Die literarischen Produkte dieser Spam-Poesie werden mittlerweile in kleinen Anthologien oder im Web publiziert. Den deutschen Sprachraum hat dieser poetische Diskurs, soweit ich sehe, noch nicht wirklich erreicht.

Links:
http://poemsmadefromSpam.blogspot.com/
http://vertice1925.blogspot.com/
http://yayspampoetry.blogspot.com/
http://linuxbox.co.uk/spampoetry.php
http://www.spoems.com/

Bildquelle: http://vertice1925.blogspot.com/

E-Mail Inspired Poems

Dem Kontext der Spam-Poetry sind auch literarisch-poetische Umsetzungen zuzurechnen, wie sie der englische Autor Ben Myers 2008 in einer Sammlung eigener Gedichte versuchte. Die "E-Mail Inspired Poems“ (Blackheath Books)" waren unmittelbar von Spam inspiriert und wurden mit Zitaten des britischen Science-Fiction-Autors James Graham Ballard (geb. 1930) und des amerikanischen Schriftstellers Robert Frost (1874-1963) eingeleitet:
„Electronic aids, particulars domestic computers, will help the inner migration, the opting out of reality. Reality is no longer going to be the stuff out there, but the stuff inside your head. It’s going to be commercial and nasty at the same time“ (J G Ballard).
„Poetry is what gets lost in translation“ (Robert Frost).

Myers fand seine Gedichte im digitalen Niemandsland. Er selektierte und extrahierte die Botschaften und schrieb dazu in seinem Blog: „Because there is no set form I can only share how I approach writing such poetry. First of all, you need to turn off your Spam filter and risk an influx of viruses. Fear not though, it will be worth it: computers are replaceable, poetry is forever. Only one in ten or so Spam e-mails will be of interest, so discard the boring ones and concentrate on a good one. Keep the best lines, phrases or key words, then cut it down. Keep re-reading it and sooner or later something of interest might emerge – even if it just a line or two. For example I received an e-mail entitled ‘Videos Of Girls’ that was probably advertising porn and I extracted the following line: And in comes the sun crow, timidly / drinking sulky cat sour milk sickness. I still don’t know what it means, but it reminded me of TS Eliot, so I kept it. I think the key to a good Spam poem is not what it says, but how it makes you feel. In this instance, ‘Videos Of Girls’ makes me feel slightly suggestible“.

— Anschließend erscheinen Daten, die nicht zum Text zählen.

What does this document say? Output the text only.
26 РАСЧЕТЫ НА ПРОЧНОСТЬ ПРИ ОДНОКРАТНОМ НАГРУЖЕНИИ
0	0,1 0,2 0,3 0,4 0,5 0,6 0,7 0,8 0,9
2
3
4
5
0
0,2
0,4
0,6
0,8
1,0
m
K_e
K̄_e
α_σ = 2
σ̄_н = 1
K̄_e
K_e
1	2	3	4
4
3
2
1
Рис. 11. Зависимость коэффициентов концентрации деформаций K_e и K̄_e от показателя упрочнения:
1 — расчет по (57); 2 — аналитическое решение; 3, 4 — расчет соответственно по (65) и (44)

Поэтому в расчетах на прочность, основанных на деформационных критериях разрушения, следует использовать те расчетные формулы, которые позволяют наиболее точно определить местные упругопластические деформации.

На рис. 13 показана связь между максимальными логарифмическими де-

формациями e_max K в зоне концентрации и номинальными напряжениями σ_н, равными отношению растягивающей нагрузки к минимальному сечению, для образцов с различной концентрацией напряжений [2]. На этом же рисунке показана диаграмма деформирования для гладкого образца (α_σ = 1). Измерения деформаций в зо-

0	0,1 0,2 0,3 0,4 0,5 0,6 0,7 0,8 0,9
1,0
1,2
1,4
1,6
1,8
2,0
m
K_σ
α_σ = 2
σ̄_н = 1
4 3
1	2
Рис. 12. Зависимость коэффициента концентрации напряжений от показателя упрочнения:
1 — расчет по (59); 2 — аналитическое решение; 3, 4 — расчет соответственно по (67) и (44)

Seine Ver-Dichtungen entwickeln einen surrealen Duktus in der Konfrontation von moderner Technologie und tradierten literarischen Techniken, von Kommerz und Poesie. Er manipulierte Texte über Viagra, russische Bräute, Sexspielzeuge und vermeintliche Bankschreiben zu bizarren lyrischen Kompositionen. Dabei stellt er seine Arbeit in eine Beziehung zur amerikanischen Beat-Ikone William S. Burroughs, der Teile seiner Romane in der sog. „cut-up“-Technik geschrieben hatte. Burroughs hatte seine Manuskripte in kleine Zettel zerschnitten und diese dann ohne genauen Plan neu geordnet. Daraus entstand eine assoziative Erzählstruktur, die dem Leser einen beliebigen Einstieg und eine freie Handlungslinie im erzählerischen Fortgang bot. Auch Myers arbeitet in seinen Gedichten mit dem Zufall, der ihn aus den unbekannten Weiten des Internet mit einer Nachricht versorgte. Der jeweilige konkrete oder abstrakte Inhalt wird von ihm selektiert und in einen neuen Zusammenhang, eine andere, diesmal poetische, Realität, überführt.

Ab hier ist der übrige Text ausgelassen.